25/11/2015 15:43 | Lien permanent | Commentaires (0)

Rapide comme le guépard

Le guépard passe pour l’animal le plus rapide du monde. Parfait. Et alors? Alors j’y pense à chaque fois que croise une joggeuse, les jambes moulées dans un legging de sport tacheté. Espère-t-elle, par une sorte de transmission magique, capter un peu de la puissance du fauve? Puiser, dans son exemple, la souplesse de la foulée?

Depuis que, par la grâce de l’imprimé digital, les tenues de sports affichent les motifs les plus saugrenus, le choix du modèle pose quelques cas de conscience. Et pas seulement esthétiques – même si on peut se demander s’il est raisonnable de se couvrir les jambes de petits pois pour aller suer, comme le suggère une grande marque du genre. Et le collier de perles, pour assortir, peut-être? Non, l’enjeu est ailleurs: le vêtement a-t-il un effet dopant?

Quand mon fils était bambin, il tenait à tout prix à avoir des «chaussures qui courent vite». Il les testait dans le magasin avec des démarrages en trombe, puis portait son choix sur la paire qui l’avait, jurait-il, transporté presque malgré lui. Comme par hasard, les plus bigarrées remportaient souvent la mise. C’est dire si je suis totalement réceptive à l’aspect presque chamanique du vêtement de sport, qui transmet son énergie à celui qui le porte. On accélère forcément mieux dans la stimulation d’une couleur tonique. D’ailleurs la fameuse marque à trois bandes l’a bien compris dès le départ: l’idée même de la performance est inscrite dans ce motif le long de la jambe, comme une incitation à filer droit au but.

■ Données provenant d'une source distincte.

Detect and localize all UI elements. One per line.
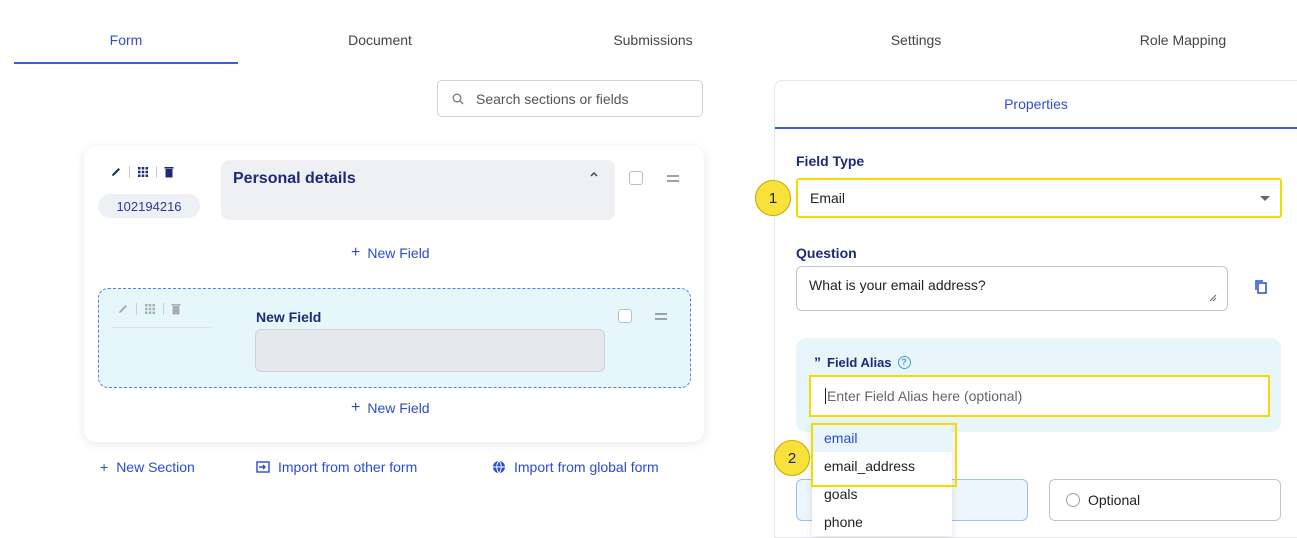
optional-label: Optional xyxy=(1088,492,1141,508)
chevron-down-icon xyxy=(1260,196,1270,201)
section-toolbar xyxy=(110,166,174,178)
trash-icon[interactable] xyxy=(171,303,181,315)
field-type-select[interactable]: Email xyxy=(796,178,1282,218)
new-section-button[interactable]: + New Section xyxy=(100,459,195,475)
resize-handle-icon[interactable] xyxy=(1209,294,1217,302)
search-icon xyxy=(452,93,464,104)
search-placeholder: Search sections or fields xyxy=(476,90,629,107)
field-card[interactable]: New Field xyxy=(98,288,691,388)
chevron-up-icon[interactable] xyxy=(589,170,599,178)
search-input[interactable]: Search sections or fields xyxy=(437,80,703,117)
field-toolbar xyxy=(117,303,181,315)
tab-label: Role Mapping xyxy=(1139,32,1227,48)
drag-handle-icon[interactable] xyxy=(667,175,679,185)
pencil-icon[interactable] xyxy=(110,166,122,178)
import-global-label: Import from global form xyxy=(514,459,659,475)
field-type-label: Field Type xyxy=(796,153,865,169)
section-checkbox[interactable] xyxy=(629,171,643,185)
tab-document[interactable]: Document xyxy=(268,18,492,64)
plus-icon: + xyxy=(100,459,109,475)
question-textarea[interactable]: What is your email address? xyxy=(796,266,1228,311)
section-title: Personal details xyxy=(233,170,356,187)
quote-icon: ” xyxy=(814,354,821,370)
annotation-highlight xyxy=(811,423,957,487)
new-field-label: New Field xyxy=(367,400,430,416)
properties-header: Properties xyxy=(1004,96,1068,112)
tab-label: Submissions xyxy=(613,32,693,48)
suggestion-label: goals xyxy=(824,486,858,502)
grid-icon[interactable] xyxy=(144,303,156,315)
new-field-label: New Field xyxy=(367,245,430,261)
new-section-label: New Section xyxy=(116,459,195,475)
tab-submissions[interactable]: Submissions xyxy=(541,18,765,64)
new-field-button[interactable]: + New Field xyxy=(351,244,430,262)
tab-label: Form xyxy=(109,32,143,48)
import-icon xyxy=(256,461,270,473)
new-field-button[interactable]: + New Field xyxy=(351,399,430,417)
question-value: What is your email address? xyxy=(809,277,986,293)
tab-bar: Form Document Submissions Settings Role … xyxy=(14,18,1297,64)
tab-form[interactable]: Form xyxy=(14,18,238,64)
active-tab-indicator xyxy=(14,62,238,64)
field-checkbox[interactable] xyxy=(618,309,632,323)
radio-icon xyxy=(1066,493,1080,507)
field-type-value: Email xyxy=(810,190,846,206)
grid-icon[interactable] xyxy=(137,166,149,178)
import-other-form-button[interactable]: Import from other form xyxy=(256,459,417,475)
annotation-marker-1: 1 xyxy=(755,180,791,216)
text-cursor xyxy=(825,388,826,404)
help-icon[interactable]: ? xyxy=(897,355,911,369)
import-other-label: Import from other form xyxy=(278,459,418,475)
tab-label: Settings xyxy=(890,32,942,48)
optional-option[interactable]: Optional xyxy=(1049,479,1281,521)
tab-label: Document xyxy=(348,32,412,48)
section-title-box[interactable]: Personal details xyxy=(221,160,615,220)
globe-icon xyxy=(493,460,505,474)
import-global-form-button[interactable]: Import from global form xyxy=(492,459,659,475)
field-alias-input[interactable]: Enter Field Alias here (optional) xyxy=(809,375,1270,417)
tab-role-mapping[interactable]: Role Mapping xyxy=(1071,18,1295,64)
tab-settings[interactable]: Settings xyxy=(804,18,1028,64)
drag-handle-icon[interactable] xyxy=(655,313,667,323)
question-label: Question xyxy=(796,245,857,261)
field-alias-label: Field Alias xyxy=(827,354,892,370)
copy-icon[interactable] xyxy=(1255,280,1267,294)
divider xyxy=(111,327,211,328)
section-card: 102194216 Personal details + New Field Ne… xyxy=(84,146,704,442)
field-preview-input[interactable] xyxy=(255,329,605,372)
pencil-icon[interactable] xyxy=(117,303,129,315)
suggestion-label: phone xyxy=(824,514,863,530)
suggestion-item[interactable]: phone xyxy=(812,508,952,536)
properties-tab[interactable]: Properties xyxy=(775,81,1297,129)
trash-icon[interactable] xyxy=(164,166,174,178)
field-title: New Field xyxy=(256,309,322,325)
annotation-marker-2: 2 xyxy=(774,440,810,476)
field-alias-label-row: ” Field Alias ? xyxy=(814,354,911,370)
field-alias-placeholder: Enter Field Alias here (optional) xyxy=(827,388,1023,404)
section-id-badge: 102194216 xyxy=(98,194,200,218)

C’est pour cela que je suis un peu perplexe: que peut-on réellement faire dans ce legging imprimé de bandes dessinées, que j’ai vu l’autre jour au rayon? S’allonger sur le canapé et se lire les mollets? J’ai aussi repéré un ensemble à feuillage amazonien, oiseaux inclus, dans lequel je déconseillerais même une promenade dans Lavaux: on ne va pas effaroucher les flamboiements d’automne locaux, en leur collant des Broméliacées sous le nez… Je vous passe les explosions multicolores qui donnent envie de sauter dans tous les sens et les paysages urbains de nuit qui font clignoter des yeux… Zut, qu’est-ce que j’achète pour remplacer mon bon vieux compagnon noir, couleur anonymat et ennui?

J’ai tout de même fini par trouver un collant utile: une sorte d’imprimé écorce de bouleau, parfait pour le yoga. Si avec ça, je ne tiens pas fermement la posture de l’arbre… Mais du coup, ça ne va pas du tout pour le vélo: qui irait pédaler avec des jambes de bois? Ça y est: je crois que j’ai compris la stratégie nouvelle des équipementiers. Avec mon legging noir, je passais sans me poser de question d’un sport à l’autre. Maintenant, il va falloir que je trouve un motif zen pour le yoga, un fleuri pour la Zumba, un vert fluo pour la course à pied et un bleu ciel avec des nuages pour le Pilates anti-gravity, cette nouvelle discipline où on s’exerce suspendu à de drôles de hamacs. Conclusion? Shoppiiiiiiing!